[Roberto Bolaño, El espíritu de la ciencia-ficción,
Alfaguara, págs. 224]
Esta curiosa novela merece ser leída por diversas
razones. Es verdad que, si no fuera una obra primeriza, podríamos pensar que “El
espíritu de la ciencia-ficción” es la novela de un imitador vocacional de
Bolaño, un émulo desmañado si se quiere pero fiel al espíritu bolañesco.
Atendiendo a la importancia que la obra concede
a la ciencia-ficción diríase que es, más bien, la novela con que un doble cuántico
de Bolaño hubiera debutado en un mundo alternativo para generar después una
carrera consecuente de autor hispano de novelas especulativas escritas con
profusión de metáforas tecnológicas y científicas e imaginación poética para
denunciar el impacto destructivo del imperialismo norteamericano en su
colonización del planeta Latinoamérica. En cualquier caso, solo por esto ya valdría
la pena resolver el galimatías narrativo y jugar a recomponer el puzle con las
piezas restantes.
La ciencia-ficción es el género que permite al
escritor ajustar las lentes con que va a observar la realidad. Si no las
incorpora, el escritor se arriesga a obtener una visión bidimensional y un mapa
repleto de tópicos. Cuando las lleva puestas, la ficción entra en curvaturas
espaciales y bucles cronológicos que responden a la lógica demente del mundo
real. La ciencia-ficción es una metáfora y una tecnología. Una metáfora de la
aproximación a la realidad por medio de los poderes científicos de la ficción y
una tecnología verbal para plasmarla en mitos y fábulas de alcance universal.
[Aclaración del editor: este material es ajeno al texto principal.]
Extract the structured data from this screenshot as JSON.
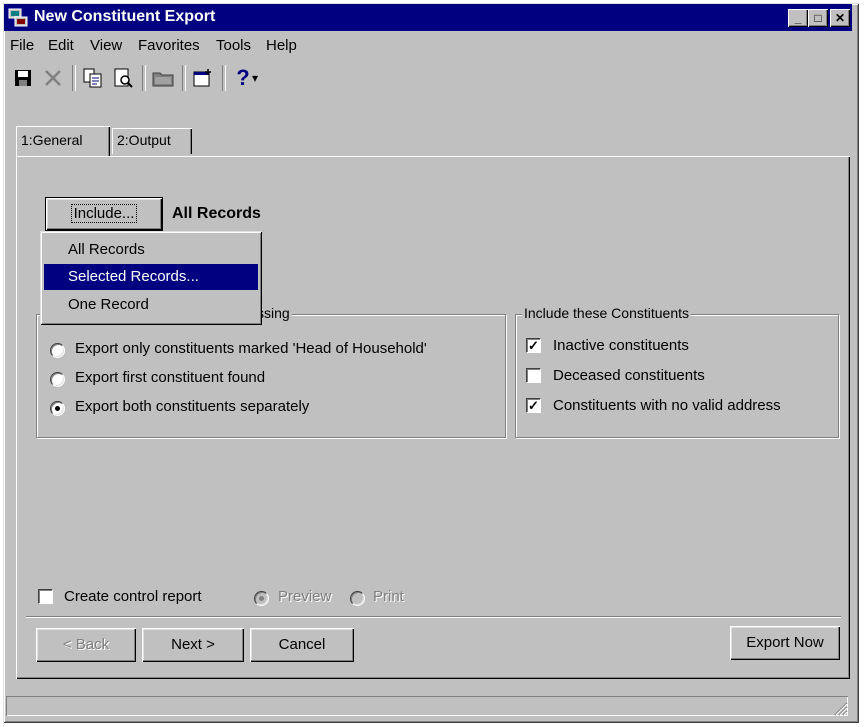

Bolaño sabía esto y no es extraño que en esta
novela juvenil ponga en evidencia su relación con ese género que apenas practicó
pero que siempre condicionó su mirada de escritor. Por otra parte, uno de los
escritores predilectos de Bolaño era el gran Philip K. Dick, a quien se
encomendó durante la escritura interminable de la novela y a quien quizá aluda ese
polisémico “espíritu” del título bajo el que se acoge la amalgama
esquizofrénica que la conforma.
A través de sus dos protagonistas, Bolaño
retrata su bicefalia como escritor y lo hace antes de saber con certeza cuál de
los dos modelos literarios se impondrá al otro. Si el Remo Morán taciturno frecuentador
de talleres de escritura, observador romántico de la realidad mexicana y tímido
enamoradizo, o su alter ego y compañero de piso Jan Schrella, lector compulsivo
de ciencia-ficción, escritor de fabulosas cartas a sus escritores favoritos del
género y amante intrépido.
Bolaño juega a confundir al lector en la última carta
escrita a Philip José Farmer, el más utópico y libidinal de los narradores de la
nueva ola de ciencia-ficción de los sesenta y setenta, declarando que el nombre
de Jan Schrella es un alias de Roberto Bolaño. Con ese gesto, Bolaño señala que
él, en realidad, era el otro, Remo, y nunca sería Jan, aunque su excéntrico espíritu
le insuflara aliento creativo y vital. Por eso, la novela concluye con el
“Manifiesto mexicano” donde Morán hace realidad carnal las provocativas palabras
de su cómplice sobre la revolución sexual de la literatura hispana contando su turbio
periplo por los baños públicos del DF en la juguetona compañía de su amada
Laura.
Y es Remo quizá (y no Jan) quien gana el importante
premio literario con que Bolaño satiriza el mundillo de las letras mexicanas del
siglo pasado. Y es Remo, además, usando información filtrada por Jan, quien
deja caer una bomba devastadora en el mundillo de los tétricos talleres
literarios y las mortecinas revistas de poesía al anunciar la noticia de que
los videojuegos representan el futuro, así en la cultura como en la realidad.